Выбрать главу

Великолепны были только два огромных витых ритуальных рога, в которые время от времени трубили два обалдуя, переодетые пастухами. Ребята, видимо, не жаловались на здоровье, и трубные звуки, извлекаемые ими из шофаров, пронзали слух городского человека тревожным пастушьим зовом древности.

А вокруг, щелкая фотоаппаратами и снимая на видео, толпилась группа японских туристов.

Похолодало.

С вершины Храмовой горы потянулся, прерываясь и с яростной силой возбуждаясь опять, привычный зов муэдзина. И тотчас с минаретов Восточного Иерусалима, из Абу-Диса, Эль-Азарии, А-Тура отозвались разновысокими голосами нутряные окрики, речитативы, песнопения...

Здесь, внизу, быстрым шагом спешили к вечерней молитве, арвиту, религиозные евреи в черных сюртуках и черных шляпах, из-под которых у многих до самых плеч спускались кудри вдоль щек.

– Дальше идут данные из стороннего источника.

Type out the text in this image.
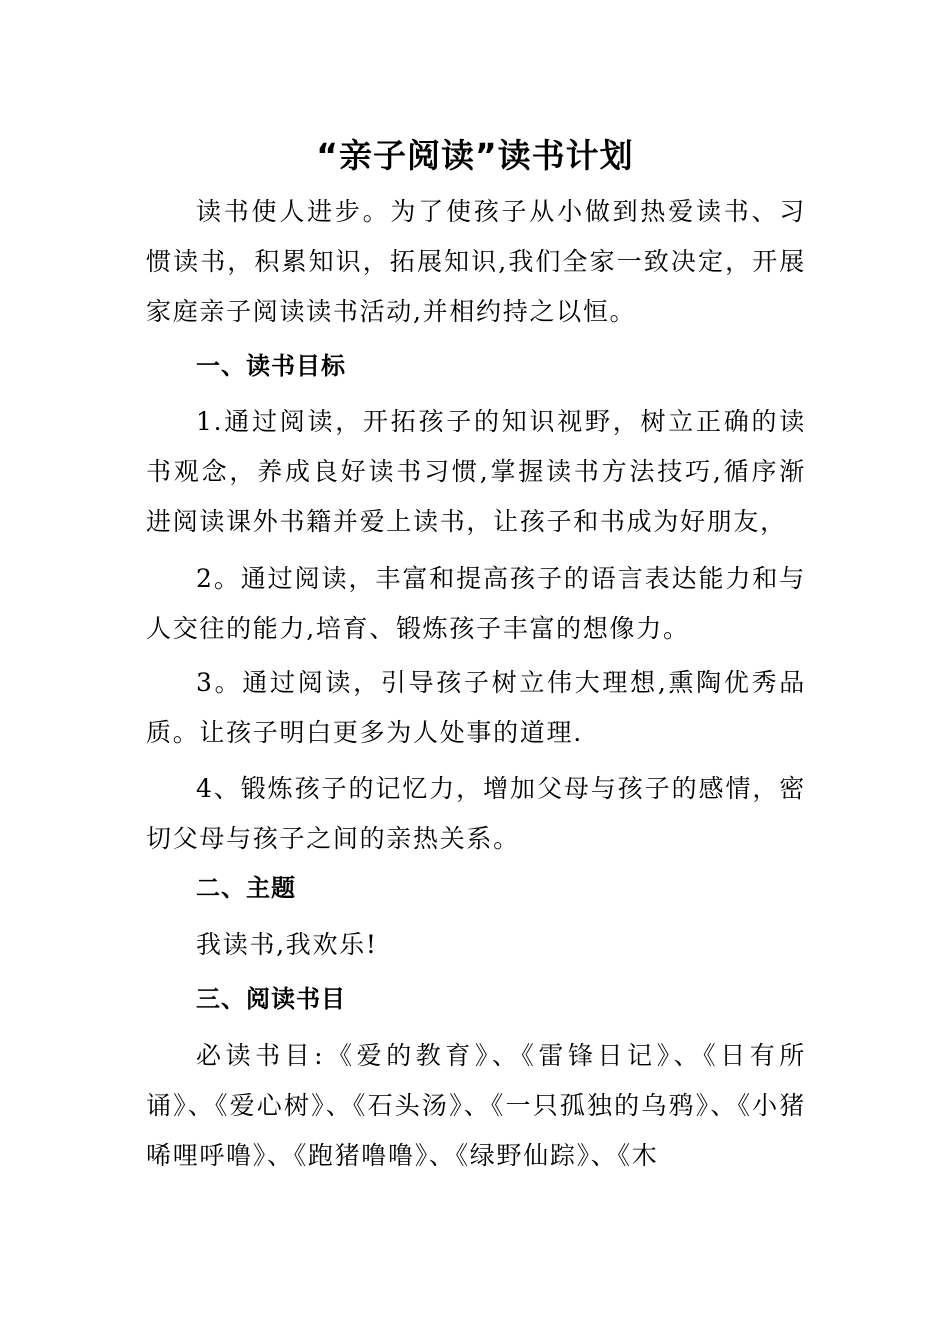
“亲子阅读”读书计划

读书使人进步。为了使孩子从小做到热爱读书、习惯读书，积累知识，拓展知识,我们全家一致决定，开展家庭亲子阅读读书活动,并相约持之以恒。

一、读书目标

1.通过阅读，开拓孩子的知识视野，树立正确的读书观念，养成良好读书习惯,掌握读书方法技巧,循序渐进阅读课外书籍并爱上读书，让孩子和书成为好朋友，

2。通过阅读，丰富和提高孩子的语言表达能力和与人交往的能力,培育、锻炼孩子丰富的想像力。

3。通过阅读，引导孩子树立伟大理想,熏陶优秀品质。让孩子明白更多为人处事的道理.

4、锻炼孩子的记忆力，增加父母与孩子的感情，密切父母与孩子之间的亲热关系。

二、主题

我读书,我欢乐!

三、阅读书目

必读书目:《爱的教育》、《雷锋日记》、《日有所诵》、《爱心树》、《石头汤》、《一只孤独的乌鸦》、《小猪唏哩呼噜》、《跑猪噜噜》、《绿野仙踪》、《木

Резкий прозрачный воздух наполнен был смутными, тягучими стонами, гулом колоколов, отрывистым говором на иврите, мягким грудным идишем, рыком машин, шмелиным жужжанием мотоциклов, музыкой ханукального представления в археологическом парке. В этот шум вливался пестро-звучный говор и смех английской, немецкой, испанской и французской, японской и русской, и бог знает какой еще речи...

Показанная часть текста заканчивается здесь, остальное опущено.